Ce partage reflète le double visage de la notion d'ivresse publique. Elle implique d'abord une infraction punie d'une peine contraventionnelle, sanctionnant le fait de se trouver en état d'ébriété sur la voie publique (art. R 3353-1 csp). Mais elle suppose également le placement en cellule de dégrisement pour protéger à la fois l'ordre public et la personne. Cette mesure est bien distincte de l'infraction pénale. Elle n'a pas pour objet la punition mais la protection, comme en témoigne le fait que la personne peut aussi être confiée à un tiers qui s'en porte garant.
Un double point de départ du délai de garde à vue
Ce partage entre police administrative et judiciaire rencontre une autre difficulté, lorsqu'il s'agit d'organiser l'articulation entre la rétention en cellule de dégrisement et, s'il y a lieu, la garde à vue. C'est précisément sur ce point que le Conseil constitutionnel apporte quelque précision, par une réserve d'interprétation.
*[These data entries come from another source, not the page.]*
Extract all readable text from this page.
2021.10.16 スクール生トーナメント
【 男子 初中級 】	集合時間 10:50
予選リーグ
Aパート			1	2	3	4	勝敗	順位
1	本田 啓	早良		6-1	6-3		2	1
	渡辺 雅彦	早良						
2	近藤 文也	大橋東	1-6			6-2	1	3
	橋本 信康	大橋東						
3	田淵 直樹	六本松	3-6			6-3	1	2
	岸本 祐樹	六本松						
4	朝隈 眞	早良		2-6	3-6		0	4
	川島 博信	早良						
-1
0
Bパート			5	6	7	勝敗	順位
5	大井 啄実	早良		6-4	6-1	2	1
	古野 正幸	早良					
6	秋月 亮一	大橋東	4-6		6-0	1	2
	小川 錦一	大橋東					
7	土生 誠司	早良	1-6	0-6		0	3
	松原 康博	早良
Il précise en effet que le passage en cellule de dégrisement doit être décompté de la garde à vue. Cette réserve constitue évidemment une garantie pour la personne concernée, dès lors que le juge sera saisi à l'issue de la durée de 24 heures, comme si elle avait été interpellée à jeun. En revanche, cette réserve présente l'inconvénient d'imposer deux points de départ à la garde à vue. Le premier part de l'interpellation et fait courir la durée de la garde à vue, jusqu'à son éventuelle prorogation. Le second part du moment où la personne a recouvré sa raison, c'est à dire le moment précis où la garde à vue peut lui être notifiée et où les auditions peuvent commencer.
Ce double point de départ du délai de garde à vue n'était pas ignoré de la Cour de cassation. Il n'en demeure pas moins qu'il risque d'être source d'une certaine complexité contentieuse.